Conservative Share Average yield
US stocks 14% 5, 96%
Shares of other countries 6%
Bonds 50%
Short-term bonds 30%
Balanced Share Average yield
US stocks 35% 7, 98%
Shares of other countries 15%
Bonds 40%
Short-term bonds 10%
Growing Share Average yield
US stocks 49% 9%
Shares of other countries 21%
Bonds 25%
Short-term bonds 5%
Aggressive Share Average yield
US stocks 60% 9, 7%
Shares of other countries 25%
Bonds 15%
Short-term bonds

There are a few things to keep in mind:

  • The portfolio needs to be rebalanced.
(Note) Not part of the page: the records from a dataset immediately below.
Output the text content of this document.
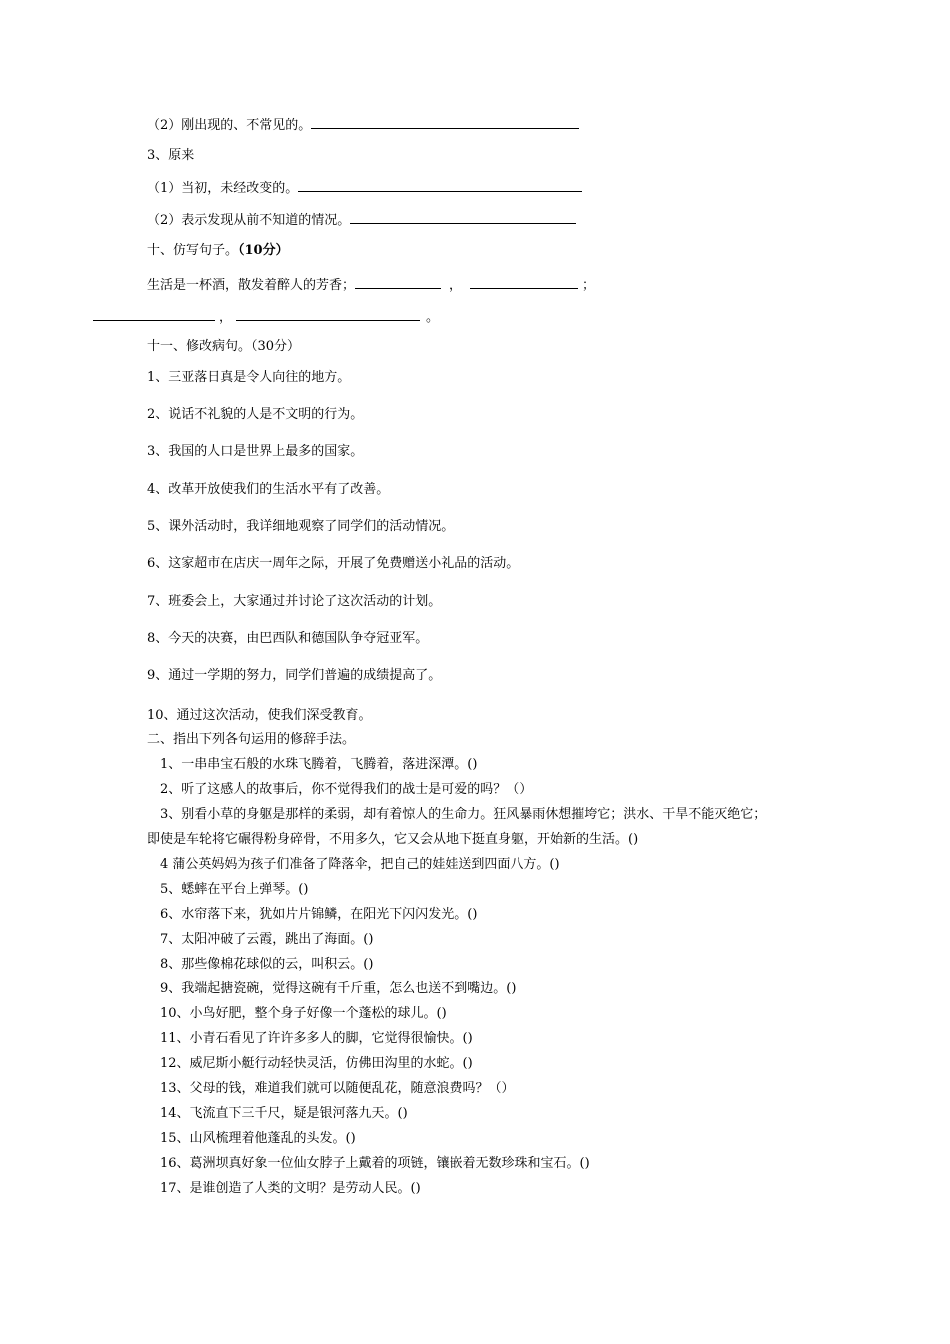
（2）刚出现的、不常见的。
3、原来
（1）当初，未经改变的。
（2）表示发现从前不知道的情况。
十、仿写句子。（10分）
生活是一杯酒，散发着醉人的芳香；	，	；
，	。
十一、修改病句。（30分）
1、三亚落日真是令人向往的地方。
2、说话不礼貌的人是不文明的行为。
3、我国的人口是世界上最多的国家。
4、改革开放使我们的生活水平有了改善。
5、课外活动时，我详细地观察了同学们的活动情况。
6、这家超市在店庆一周年之际，开展了免费赠送小礼品的活动。
7、班委会上，大家通过并讨论了这次活动的计划。
8、今天的决赛，由巴西队和德国队争夺冠亚军。
9、通过一学期的努力，同学们普遍的成绩提高了。
10、通过这次活动，使我们深受教育。
二、指出下列各句运用的修辞手法。
1、一串串宝石般的水珠飞腾着，飞腾着，落进深潭。()
2、听了这感人的故事后，你不觉得我们的战士是可爱的吗？（）
3、别看小草的身躯是那样的柔弱，却有着惊人的生命力。狂风暴雨休想摧垮它；洪水、干旱不能灭绝它；
即使是车轮将它碾得粉身碎骨，不用多久，它又会从地下挺直身躯，开始新的生活。()
4 蒲公英妈妈为孩子们准备了降落伞，把自己的娃娃送到四面八方。()
5、蟋蟀在平台上弹琴。()
6、水帘落下来，犹如片片锦鳞，在阳光下闪闪发光。()
7、太阳冲破了云霞，跳出了海面。()
8、那些像棉花球似的云，叫积云。()
9、我端起搪瓷碗，觉得这碗有千斤重，怎么也送不到嘴边。()
10、小鸟好肥，整个身子好像一个蓬松的球儿。()
11、小青石看见了许许多多人的脚，它觉得很愉快。()
12、威尼斯小艇行动轻快灵活，仿佛田沟里的水蛇。()
13、父母的钱，难道我们就可以随便乱花，随意浪费吗？（）
14、飞流直下三千尺，疑是银河落九天。()
15、山风梳理着他蓬乱的头发。()
16、葛洲坝真好象一位仙女脖子上戴着的项链，镶嵌着无数珍珠和宝石。()
17、是谁创造了人类的文明？是劳动人民。()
Market instruments are constantly changing in price, so you need to monitor the shares of assets in the portfolio. If in six months the shares soared by 50%, then you need to sell part and buy other assets in order to restore the original shares. Or revise the investment strategy.
  • Any model is just an example. It is not necessary to buy US stocks, and bonds can be replaced, for example, by shares in a real estate fund. The exact mix of assets again depends on the investor.

What is worth remembering

  1. Diversification is a way to spread investments so as not to lose money due to the problems of one company or a crisis in one country. The key principle is "don't put all your eggs in one basket."
  2. The investor can diversify the portfolio by class and number of assets, country and currency.
  3. There are many approaches to diversification, one of the simple ones is to take into account the investment horizon, desired profitability and risk tolerance.